Let's face it, some kids are just pure evil. But what if they're both pure evil and brilliant, perhaps even a genius? Joshua, a psychological thriller from first-time director George Ratliff, poses that question, and the answer seems to be that the little brat will systematically destroy the ties that bind. As played by Jacob Kogan, who's so freshly scrubbed you want to pinch his cheeks until they bleed, Joshua is an odd duck at best, a budding serial killer at worst. A piano prodigy, he long ago left "Twinkle, Twinkle Little Star" behind for Bartok and his own demon-child improvisations. But it's his overall demeanor that marks Joshua as a kid to keep an eye on. He has this way of suddenly appearing, as if beamed down from outer space. And his expressions are so blank you keep expecting his parents to press the reboot button.
They're Brad and Abby Cairn, an Upper East Side master and mistress of the universe played by Sam Rockwell and Vera Farmiga. Despite having endured a nasty case of postpartum depression after Joshua was born, Abby has just given birth to a beautiful baby girl who apparently intends to spend the first several months of her life crying. That sends Abby, who was already on the brink, over the edge, which is exactly what Joshua seems to have had in mind. But we don't know this for sure, because Ratliff, who co-wrote the script with David Gilbert, wants us to wonder whether we have a perfectly normal or a perfectly abnormal child on our hands. Unlike The Omen, where things were revealed to be the devil's handiwork, Joshua plays into our more pedestrian fear that, although we may love our children, we may not like them very much.

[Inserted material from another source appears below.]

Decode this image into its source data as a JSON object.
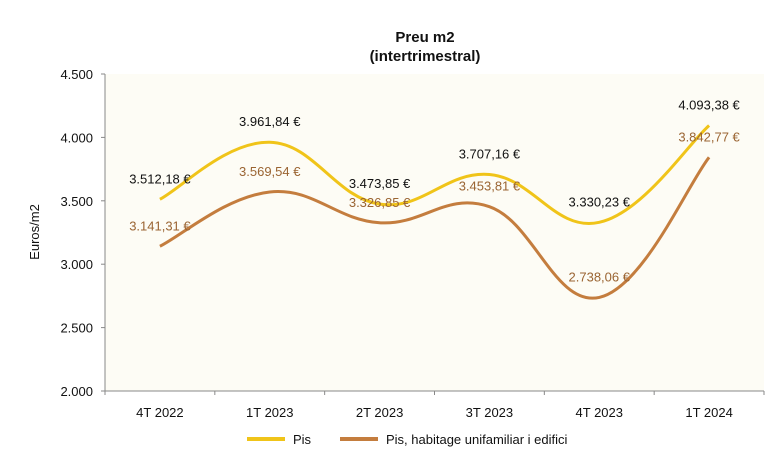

And as long as the movie keeps everything up in the air, it casts a spell - a dark spell, like one out of a Grimm's fairy tale. Ratliff indulges in horror-movie tropes, which don't really gel with the realistic tone he's established. And the movie could perhaps stand to be even creepier, Kogan not quite able to take us on a tour of Joshua's mental catacombs. But once it has you in its grip, it doesn't easily let go. As Abby, Farmiga does a nice rendition of a woman still haunted by the screams of the delivery room. And Rockwell pulls off the difficult task of convincing us that a man could love his child right up to the very moment he suspects him of murder. But it's Kogan, with his little-psycho vibe, who has to carry the movie. Ratliff keeps him way over on the side of the frame, so that the movie screen is just as unbalanced as he is.